All that changed some years ago, and it’s quite common to see workers in the field with two phones; one business, and one personal. Yes you could combine them – but with businesses wanting to take control of not only the device, but the data it can access, combination means sacrifice. Do I yield control of my own handset over to IT? I think not!
So issuing phones still makes sense. But how do you protect what will likely become the largest attack surface by far in coming years?
First, there was the MDM
Mobile Device Management became a thing. Being able rein in the handset was an absolute must. Companies like AirWatch and MobileIron started popping up to solve this very problem, ensuring network administrators could track\lock devices, remotely wipe contents and even control the applications available to be installed.
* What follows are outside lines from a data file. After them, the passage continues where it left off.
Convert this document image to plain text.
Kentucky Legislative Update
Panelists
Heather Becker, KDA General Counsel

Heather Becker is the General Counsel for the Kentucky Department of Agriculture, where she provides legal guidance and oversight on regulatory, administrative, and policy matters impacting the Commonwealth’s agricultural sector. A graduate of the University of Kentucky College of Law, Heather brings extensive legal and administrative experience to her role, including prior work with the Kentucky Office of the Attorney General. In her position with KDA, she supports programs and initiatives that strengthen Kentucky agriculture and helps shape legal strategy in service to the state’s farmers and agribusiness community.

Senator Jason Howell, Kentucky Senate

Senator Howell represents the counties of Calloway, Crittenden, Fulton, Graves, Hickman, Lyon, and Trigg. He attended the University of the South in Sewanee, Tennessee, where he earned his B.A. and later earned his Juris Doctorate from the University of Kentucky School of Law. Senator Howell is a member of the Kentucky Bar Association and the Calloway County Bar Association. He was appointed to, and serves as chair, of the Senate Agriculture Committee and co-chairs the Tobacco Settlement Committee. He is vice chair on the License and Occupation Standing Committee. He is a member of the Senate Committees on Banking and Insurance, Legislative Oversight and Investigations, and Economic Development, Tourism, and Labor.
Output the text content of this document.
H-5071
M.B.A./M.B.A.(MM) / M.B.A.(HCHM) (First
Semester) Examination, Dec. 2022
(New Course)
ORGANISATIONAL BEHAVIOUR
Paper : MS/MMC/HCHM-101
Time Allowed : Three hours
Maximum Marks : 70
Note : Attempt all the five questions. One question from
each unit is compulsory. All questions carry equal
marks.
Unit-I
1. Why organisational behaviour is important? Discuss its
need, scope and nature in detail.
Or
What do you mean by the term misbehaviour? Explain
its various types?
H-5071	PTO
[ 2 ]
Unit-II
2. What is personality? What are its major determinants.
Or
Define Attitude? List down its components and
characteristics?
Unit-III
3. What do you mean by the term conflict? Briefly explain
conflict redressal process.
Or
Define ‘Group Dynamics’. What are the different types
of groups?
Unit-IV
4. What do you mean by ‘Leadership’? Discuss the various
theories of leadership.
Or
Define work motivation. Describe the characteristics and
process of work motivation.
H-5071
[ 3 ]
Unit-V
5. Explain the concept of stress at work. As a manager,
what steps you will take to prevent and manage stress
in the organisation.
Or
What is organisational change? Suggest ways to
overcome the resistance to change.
Always-on VPN’s could be established to ensure corporate firewalls\proxies remained in effect.
Gartner redefines to EMM
As the mobile market matured, and applications became smarter, more abundant and feature-rich, it became apparent that protection of the handset alone wasn’t enough. The 2010’s onwards saw a surge in cloud application adoption, resulting in not only requiring protection for a device, but for the data it was accessing too.
Enterprise Mobility Management provided never-before seen controls for mobile such as DLP and cloud based directory services integration (think Azure AD and Okta). MDM was no longer a term which described the array of controls provided by EMM, which covered not only the device, but the user too.
Think bigger, UEM
But why stop there? Mobile management was just one part of an organisations battle to control anything with an IP address. Unified Endpoint Management expanded to Internet of Things (IoT), printers, kiosks, tablets and a host of other ‘mobile-like’ devices.
Mobile gets ugly; Mobile Threat Defence & MARS
It never takes long until a new digital platform becomes weaponised. IoT went thought it, and while mobile largely escaped without catastrophe, it wasn’t without its threats.
Queue a plethora of start-ups aimed at protecting the mobile industry. While many argue it strictly isn’t necessary (thanks the seemingly good work Apple and Google do at protecting their respective operating systems) – there are still cases of monumentally stupid applications being authorised in the stores of both camps.
Regardless of whether malware made it into the store or not, sideloaded apps via jailbroken devices was an easy win for malware authors, and malware families such as Golduck affected iPhones, and Gustuff on Android. Infections from malicious USB chargers, rouge developer certificates and man-in-the-middle attacks all are very real threats today, affecting both iOS and Android equally (though some attacks are harder than others across the different platforms).
Finally, because of the sheer amount of crap applications being posted to Google Play and iTunes stores, it was clear that a reputation based system (beyond what Google and Apple were doing) may alleviate the problem. It can’t hurt to get a second opinion, right?
Appthority, Zimperium and Wandera are all examples of these latest tools in Mobile Threat Defence (MTD), and Mobile Application Reputation Service (MARS). We’ve come a long way in a very short time from the world of simple MDM’s, and if you’re serious about monitoring corporate mobile security, I’d strongly recommend looking at what the industry has to offer in the MTD space.